Setelah bahan-bahan diproses terlebih dahulu, proses pencampuran dimulai dengan menyeimbangkan air garam, air rendaman kacang, dan cetakan nasi. Pertama, air garam dimasukkan ke dalam stoples, diikuti kecap, dan terakhir cetakan. Kemudian, cetakan dan air garam diaduk hingga cetakan tercampur dengan pasta kacang.

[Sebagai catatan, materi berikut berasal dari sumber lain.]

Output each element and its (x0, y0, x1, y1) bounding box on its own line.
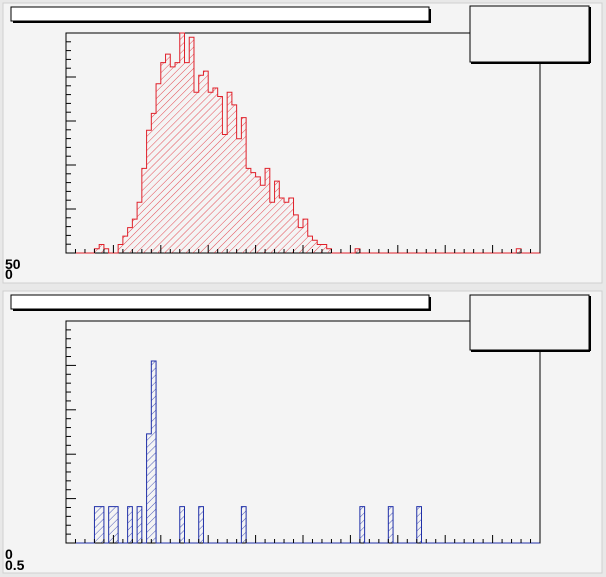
y-axis-1-label-top: 50 (5, 256, 21, 272)
bar (222, 134, 228, 253)
bar (321, 244, 327, 253)
bar (231, 104, 237, 253)
bar (303, 219, 308, 253)
bar (516, 248, 522, 253)
histogram-outline-1 (66, 32, 540, 254)
bar (175, 62, 180, 253)
bar (217, 96, 223, 253)
bar (156, 83, 161, 254)
bar (246, 168, 251, 253)
bar (127, 506, 133, 543)
bar (94, 248, 100, 253)
bar (103, 248, 109, 253)
bar (160, 62, 166, 253)
bar (298, 227, 303, 253)
bar (179, 506, 185, 543)
bar (127, 227, 133, 253)
bar (193, 92, 199, 253)
bar (269, 202, 275, 253)
bar (284, 202, 289, 253)
bar (170, 66, 176, 253)
bar (165, 54, 171, 254)
bar (212, 88, 218, 253)
bar (260, 185, 266, 253)
bar (99, 244, 104, 253)
bar (198, 75, 204, 253)
bar (203, 71, 209, 253)
histogram-2 (65, 320, 541, 544)
bar (241, 117, 247, 253)
pad-2-title-box (10, 294, 430, 310)
bar (255, 176, 261, 253)
x-ticks-1 (65, 245, 541, 253)
bar (108, 506, 114, 543)
stats-box-1 (469, 5, 591, 64)
bar (388, 506, 394, 543)
bar (359, 506, 365, 543)
bar (137, 506, 142, 543)
bar (99, 506, 104, 543)
bar (293, 214, 299, 253)
pad-1: 50 0 (2, 2, 603, 284)
pad-1-title-box (10, 6, 430, 22)
bar (132, 219, 138, 253)
bar (146, 130, 152, 253)
y-ticks-2 (66, 320, 76, 544)
bar (241, 506, 247, 543)
bar (416, 506, 422, 543)
bar (94, 506, 100, 543)
bar (326, 248, 332, 253)
bar (137, 202, 142, 253)
bar (141, 168, 147, 253)
y-ticks-1 (66, 32, 76, 254)
bar (113, 506, 119, 543)
stats-box-2 (469, 294, 591, 352)
bar (236, 138, 242, 253)
bar (274, 181, 280, 253)
y-axis-1-label-bottom: 0 (5, 266, 13, 282)
bar (279, 198, 285, 253)
bar (250, 172, 256, 253)
y-axis-2-label-bottom: 0.5 (5, 557, 25, 573)
bar (184, 62, 190, 253)
histogram-outline-2 (66, 360, 540, 544)
bar (198, 506, 204, 543)
stats-box-1-frame (469, 5, 590, 63)
bar (151, 113, 157, 253)
y-axis-2-label-top: 0 (5, 546, 13, 562)
pad-2: 0 0.5 (2, 290, 603, 574)
bar (208, 92, 213, 253)
bar (265, 168, 270, 253)
bar (151, 361, 157, 543)
bar (288, 198, 294, 253)
bar (227, 92, 232, 253)
bar (312, 240, 318, 253)
bar (122, 236, 128, 253)
histogram-1 (65, 32, 541, 254)
bars-1 (94, 33, 522, 254)
bar (307, 236, 313, 253)
bar (355, 248, 360, 253)
stats-box-2-frame (469, 294, 590, 351)
x-ticks-2 (65, 535, 541, 543)
bar (317, 244, 322, 253)
bar (146, 433, 152, 543)
bars-2 (94, 361, 422, 543)
bar (179, 33, 185, 253)
bar (118, 244, 123, 253)
bar (189, 37, 194, 253)
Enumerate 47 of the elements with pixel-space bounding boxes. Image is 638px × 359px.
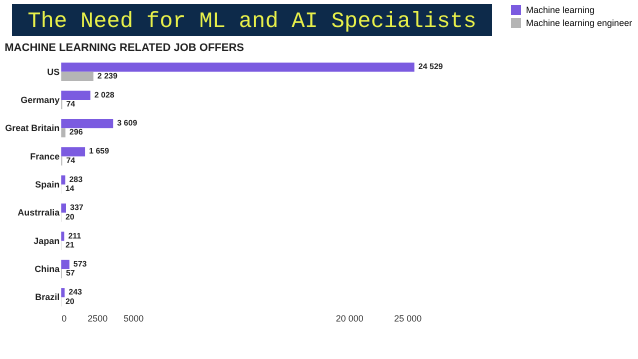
bar	[61, 260, 70, 270]
data-label: 20	[65, 212, 75, 222]
data-label: 20	[65, 296, 75, 306]
data-label: 573	[73, 259, 88, 268]
legend-label: Machine learning	[526, 5, 595, 15]
chart-title: The Need for ML and AI Specialists	[28, 9, 476, 34]
bar	[61, 72, 94, 81]
y-tick-label: Brazil	[35, 292, 60, 302]
x-tick-label: 25 000	[394, 314, 422, 324]
bar	[61, 62, 414, 72]
data-label: 2 028	[94, 90, 115, 100]
y-tick-label: France	[30, 151, 60, 162]
data-label: 296	[69, 128, 84, 137]
bar	[61, 288, 65, 298]
data-label: 211	[68, 231, 82, 240]
data-label: 1 659	[89, 146, 110, 156]
data-label: 74	[66, 156, 76, 165]
bar	[61, 90, 90, 100]
x-tick-label: 20 000	[336, 314, 364, 324]
bar	[61, 204, 66, 213]
bar	[61, 232, 64, 241]
x-tick-label: 0	[62, 314, 67, 324]
legend-label: Machine learning engineer	[526, 18, 632, 28]
data-label: 21	[65, 240, 75, 250]
y-tick-label: Spain	[35, 180, 60, 190]
bar	[61, 128, 66, 138]
bar	[61, 175, 66, 184]
data-label: 337	[70, 203, 84, 212]
y-tick-label: China	[34, 264, 61, 274]
x-tick-label: 2500	[88, 314, 108, 324]
x-tick-label: 5000	[124, 314, 144, 324]
data-label: 14	[65, 184, 75, 194]
data-label: 24 529	[418, 62, 444, 72]
y-tick-label: Austrralia	[18, 208, 61, 218]
data-label: 283	[69, 174, 84, 184]
y-tick-label: Great Britain	[5, 123, 60, 134]
data-label: 74	[66, 100, 76, 109]
data-label: 243	[68, 288, 83, 297]
bar	[61, 118, 114, 128]
data-label: 2 239	[97, 71, 118, 80]
y-tick-label: Japan	[34, 236, 60, 246]
data-label: 3 609	[117, 118, 138, 128]
data-label: 57	[66, 268, 76, 278]
bar	[61, 147, 86, 156]
y-tick-label: Germany	[20, 94, 60, 105]
chart-subtitle: MACHINE LEARNING RELATED JOB OFFERS	[4, 42, 244, 54]
y-tick-label: US	[47, 66, 60, 77]
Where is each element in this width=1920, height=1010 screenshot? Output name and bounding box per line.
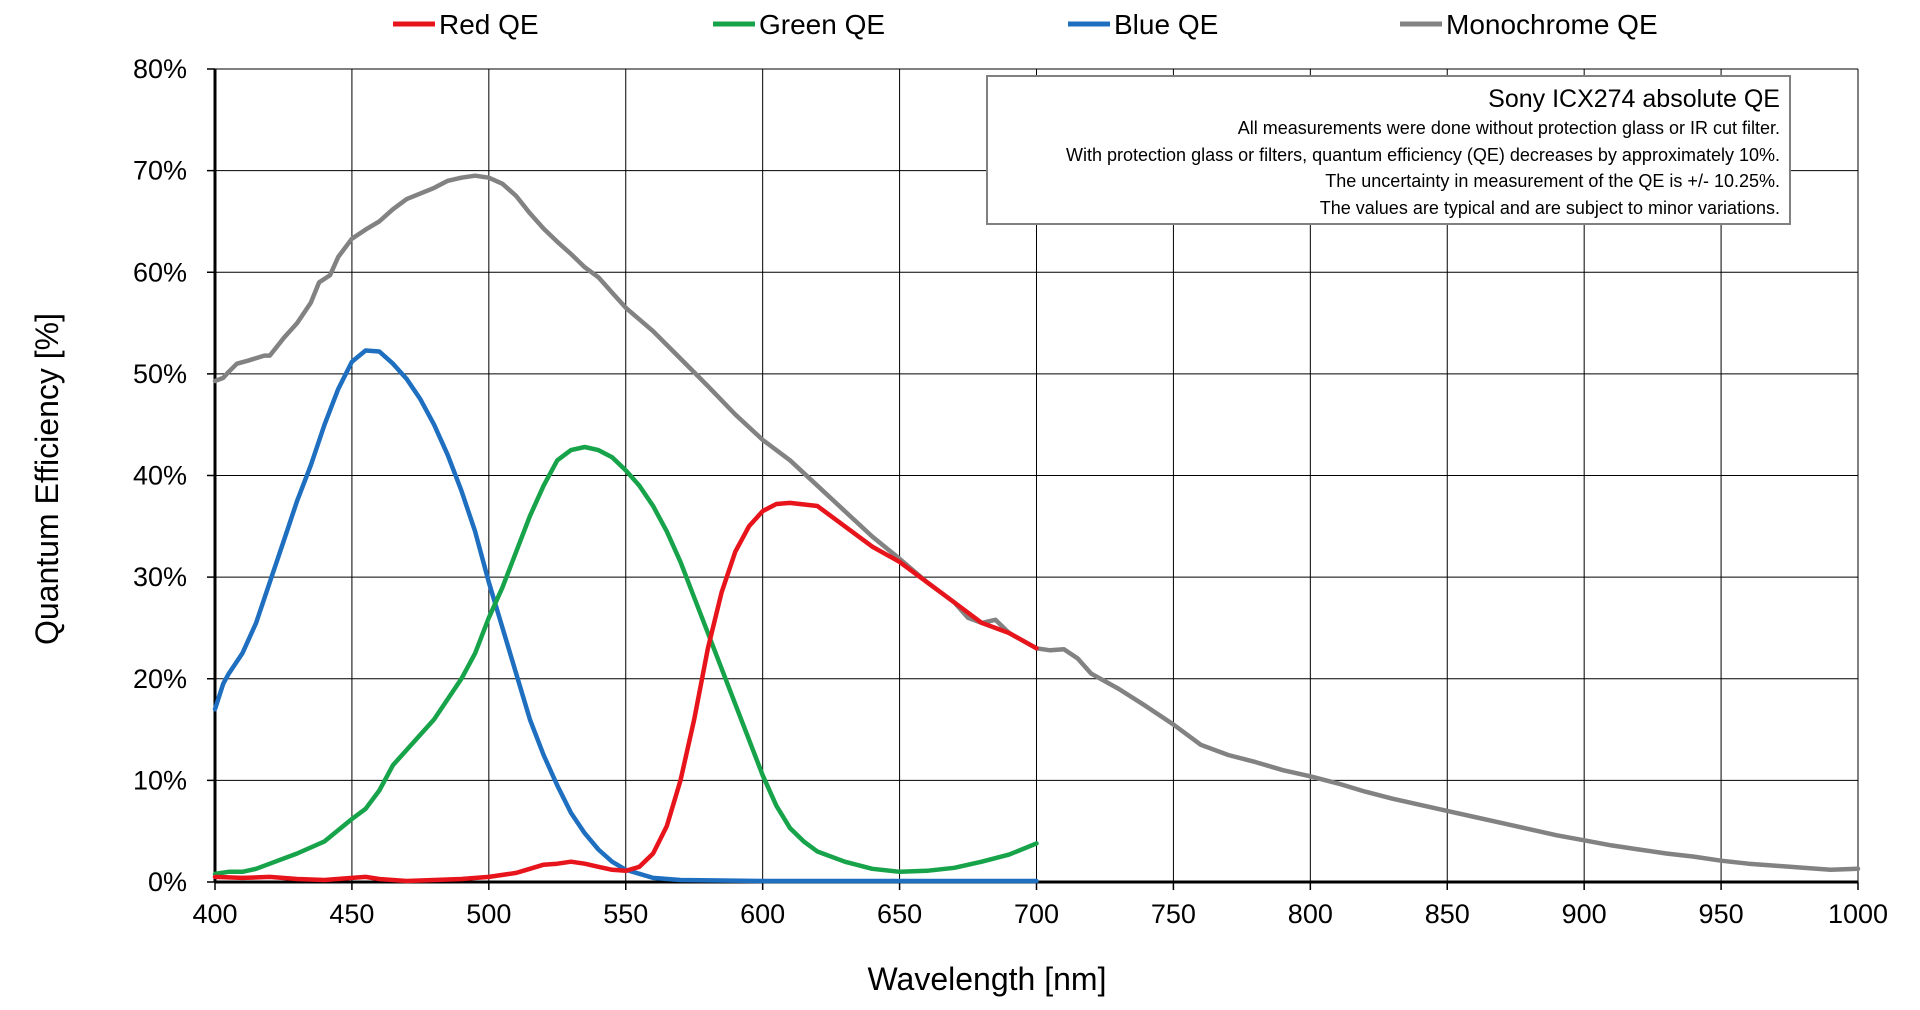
x-tick-label: 750 xyxy=(1151,899,1196,929)
x-tick-label: 950 xyxy=(1699,899,1744,929)
x-tick-label: 800 xyxy=(1288,899,1333,929)
x-tick-label: 550 xyxy=(603,899,648,929)
y-tick-label: 30% xyxy=(133,562,187,592)
y-tick-label: 60% xyxy=(133,257,187,287)
series-line-green-qe xyxy=(212,444,1039,877)
legend-label-blue-qe: Blue QE xyxy=(1114,9,1218,40)
x-tick-label: 850 xyxy=(1425,899,1470,929)
series-layer xyxy=(212,173,1861,884)
y-tick-label: 20% xyxy=(133,664,187,694)
x-tick-label: 400 xyxy=(192,899,237,929)
y-tick-label: 80% xyxy=(133,54,187,84)
annotation-frame xyxy=(986,75,1791,225)
x-tick-label: 900 xyxy=(1562,899,1607,929)
x-axis-ticks: 400 450 500 550 600 650 700 750 800 850 900 950 1000 xyxy=(192,882,1888,929)
y-tick-label: 40% xyxy=(133,461,187,491)
x-tick-label: 1000 xyxy=(1828,899,1888,929)
x-tick-label: 700 xyxy=(1014,899,1059,929)
annotation-line-4: The values are typical and are subject t… xyxy=(1320,198,1780,218)
x-tick-label: 600 xyxy=(740,899,785,929)
annotation-line-3: The uncertainty in measurement of the QE… xyxy=(1325,171,1780,191)
y-tick-label: 0% xyxy=(148,867,187,897)
y-axis-title: Quantum Efficiency [%] xyxy=(29,313,65,645)
y-tick-label: 70% xyxy=(133,156,187,186)
annotation-box: Sony ICX274 absolute QE All measurements… xyxy=(986,75,1791,225)
y-tick-label: 10% xyxy=(133,765,187,795)
legend: Red QE Green QE Blue QE Monochrome QE xyxy=(393,9,1658,40)
legend-label-red-qe: Red QE xyxy=(439,9,539,40)
legend-label-green-qe: Green QE xyxy=(759,9,885,40)
annotation-line-2: With protection glass or filters, quantu… xyxy=(1066,145,1780,165)
x-axis-title: Wavelength [nm] xyxy=(868,961,1107,997)
series-line-blue-qe xyxy=(212,348,1039,884)
x-tick-label: 450 xyxy=(329,899,374,929)
y-tick-label: 50% xyxy=(133,359,187,389)
series-line-monochrome-qe xyxy=(212,173,1861,873)
legend-label-monochrome-qe: Monochrome QE xyxy=(1446,9,1658,40)
annotation-title: Sony ICX274 absolute QE xyxy=(1488,85,1780,113)
annotation-line-1: All measurements were done without prote… xyxy=(1238,118,1780,138)
series-line-red-qe xyxy=(212,500,1039,884)
x-tick-label: 500 xyxy=(466,899,511,929)
y-axis-ticks: 0% 10% 20% 30% 40% 50% 60% 70% 80% xyxy=(133,54,215,897)
x-tick-label: 650 xyxy=(877,899,922,929)
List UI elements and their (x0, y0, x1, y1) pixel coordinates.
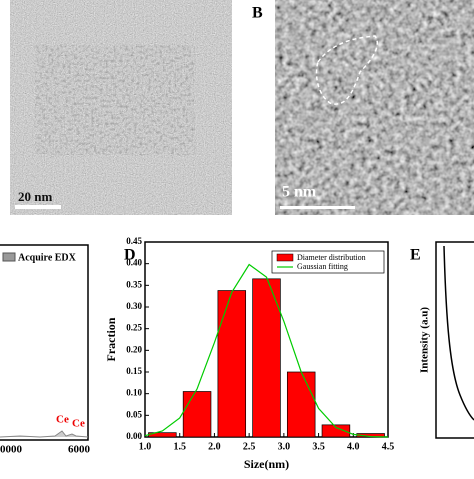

Tuan Ha Huu Melihat proses pembuatan saus ketan - produk tradisional terkenal dari desa kuno Duong Lam. |
Agar sausnya halus dan berwarna, Pak The harus mengocok saus setiap hari, biasanya pagi dan siang. Pagi harinya, ia membuka tutup stoples dan mengaduk saus dari bawah ke atas hingga mencapai kekentalan yang sempurna. Ia menjemurnya di bawah sinar matahari hingga sore, lalu menutup kembali stoples. Ia menunggu sekitar satu bulan hingga jamur menguap. Pada titik ini, saus akan mengendap di dasar stoples, dan sari saus akan berubah menjadi warna keemasan seperti bunga sawi yang mengapung di permukaan, menandakan bahwa seluruh adonan saus telah mencapai kematangan yang sempurna. "Setiap adonan saus membutuhkan keseragaman warna dan kelembutan, karena faktor inilah yang secara langsung menentukan kualitas saus akhir," ujarnya.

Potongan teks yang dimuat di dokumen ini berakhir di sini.